In Weise v. Weise, 2023 ONSC 5227, the parties had entered into a joint tenancy agreement for a property. The applicant’s brother and his wife, the respondent, had sought to buy the property in May 2011 but by themselves did not qualify for a mortgage. They asked the applicant for assistance in purchasing the property; subsequently, the applicant and the respondent entered into an agreement of purchase and sale where the land title was registered under both names as joint tenants. The applicant and the respondent also became joint mortgagors via CIBC Mortgages Inc.
The applicant was named a bare trustee in a separate agreement, with the respondent becoming the beneficial owner of the land. As per the agreement, the respondent would handle all expenses related to the land, such as all realty taxes, insurance, heat, utilities, mortgage payments, and maintenance repairs.

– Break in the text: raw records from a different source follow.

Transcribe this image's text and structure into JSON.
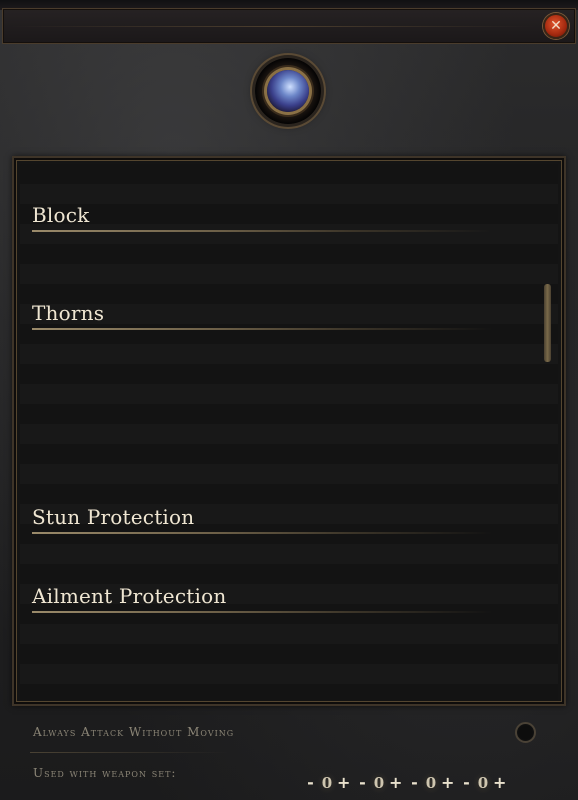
{
  "header": {
    "close_glyph": "✕",
    "emblem_icon": "orb-icon"
  },
  "sections": [
    {
      "label": "Block"
    },
    {
      "label": "Thorns"
    },
    {
      "label": "Stun Protection"
    },
    {
      "label": "Ailment Protection"
    }
  ],
  "footer": {
    "always_attack_label": "Always Attack Without Moving",
    "always_attack_enabled": false,
    "weapon_set_label": "Used with weapon set:",
    "weapon_sets": [
      {
        "minus": "-",
        "value": "0",
        "plus": "+"
      },
      {
        "minus": "-",
        "value": "0",
        "plus": "+"
      },
      {
        "minus": "-",
        "value": "0",
        "plus": "+"
      },
      {
        "minus": "-",
        "value": "0",
        "plus": "+"
      }
    ]
  },
  "colors": {
    "heading_text": "#efe6d2",
    "footer_text": "#8b8576",
    "close_button": "#c23a18",
    "frame_gold": "#55462f"
  }
}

The issue arose when the respondent and the applicant’s brother separated in January 2021, with the applicant’s brother vacating the property. In July 2021, the applicant learned that CIBC Mortgages Inc. was taking mortgage payments out of her account because the respondent was allegedly not making her payments promptly. The applicant claimed she had sought to have her name taken off the property’s title and mortgage several times, but the respondent either refused or ignored the requests.
The respondent claimed in an August 2022 affidavit that she had communicated with the mortgage company on what was needed to remove the applicant’s name from the property’s title and mortgage; she was advised that based on what she understood to be standard procedure, she needed to present the company with a separation agreement before they could consider the refinancing.

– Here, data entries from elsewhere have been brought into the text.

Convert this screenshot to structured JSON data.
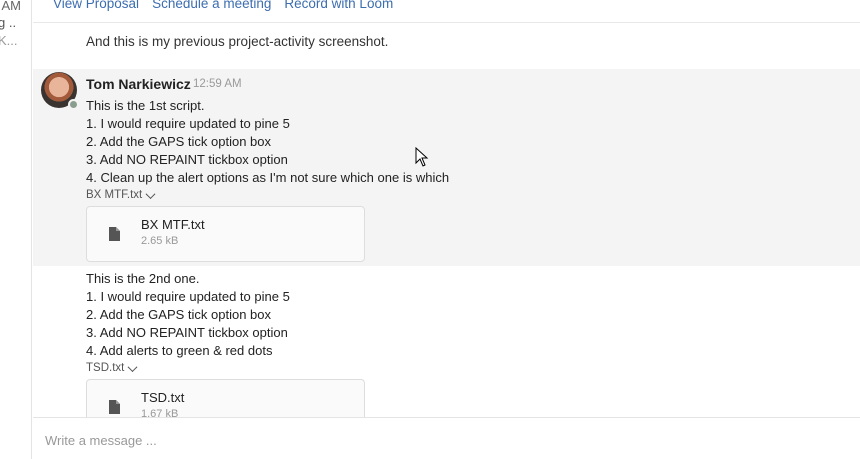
{
  "sidebar": {
    "time": "AM",
    "snippet1": "g ..",
    "snippet2": "K..."
  },
  "actions": {
    "view_proposal": "View Proposal",
    "schedule_meeting": "Schedule a meeting",
    "record_loom": "Record with Loom"
  },
  "previous_message": "And this is my previous project-activity screenshot.",
  "message": {
    "author": "Tom Narkiewicz",
    "time": "12:59 AM",
    "avatar_icon": "user-avatar-photo",
    "block1": {
      "lines": [
        "This is the 1st script.",
        "1. I would require updated to pine 5",
        "2. Add the GAPS tick option box",
        "3. Add NO REPAINT tickbox option",
        "4. Clean up the alert options as I'm not sure which one is which"
      ],
      "file_label": "BX MTF.txt",
      "file_name": "BX MTF.txt",
      "file_size": "2.65 kB"
    },
    "block2": {
      "lines": [
        "This is the 2nd one.",
        "1. I would require updated to pine 5",
        "2. Add the GAPS tick option box",
        "3. Add NO REPAINT tickbox option",
        "4. Add alerts to green & red dots"
      ],
      "file_label": "TSD.txt",
      "file_name": "TSD.txt",
      "file_size": "1.67 kB"
    }
  },
  "composer": {
    "placeholder": "Write a message ..."
  },
  "colors": {
    "link": "#3c6db0",
    "highlight": "#f4f4f4",
    "status_dot": "#8a9e8f"
  }
}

The respondent claimed that she had missed the payments because she did not know the new payment amount after the mortgage was transitioned to an open mortgage and because she had been establishing new bank accounts after the separation. She submitted that in each case, she had paid the applicant back and that the applicant was owed no money.
While the applicant confirmed that the respondent had repaid some of the missing payments, there was still an outstanding mortgage payment valued at $3,329.37. To ensure that she would no longer be responsible for mortgage-related costs and liabilities, the applicant applied for an order to sell the property. She cited the provisions of the Partition Act, R.S.O. 1990, c. P.4, and rules 3.02, 54.02, and 66.01 of the Rules of Civil Procedure.
The Ontario Superior Court of Justice dismissed the application and refused to issue such an order. The court shot down the applicant’s argument that she possessed “all the rights, powers, and obligations of a joint owner and/or that she has an interest in the Property by being named a joint owner and/or having agreed to be a joint mortgagee,” pointing out that both parties confirmed that the applicant was a bare trustee. Thus, she had “no independent power, discretion or responsibility in connection with the property.”
The court added that the trust agreement did not include a term that allowed the applicant to seek the partition and sale of the property; in the event of a sale, the applicant would also not be entitled to any share of the proceeds.
The trust agreement permitted the applicant to bring a claim against the respondent for indemnification; however, the respondent had settled her debts with the applicant. Despite the outstanding mortgage amount, the applicant had not been chased up to make further payments since July 2021. Thus, the court did not “consider a sale to be more advantageous to the parties who are interested.”
The court ruled for the application’s dismissal in full, given that the relief sought by the applicant must be preceded by an order for partition and sale, which the court refused to issue.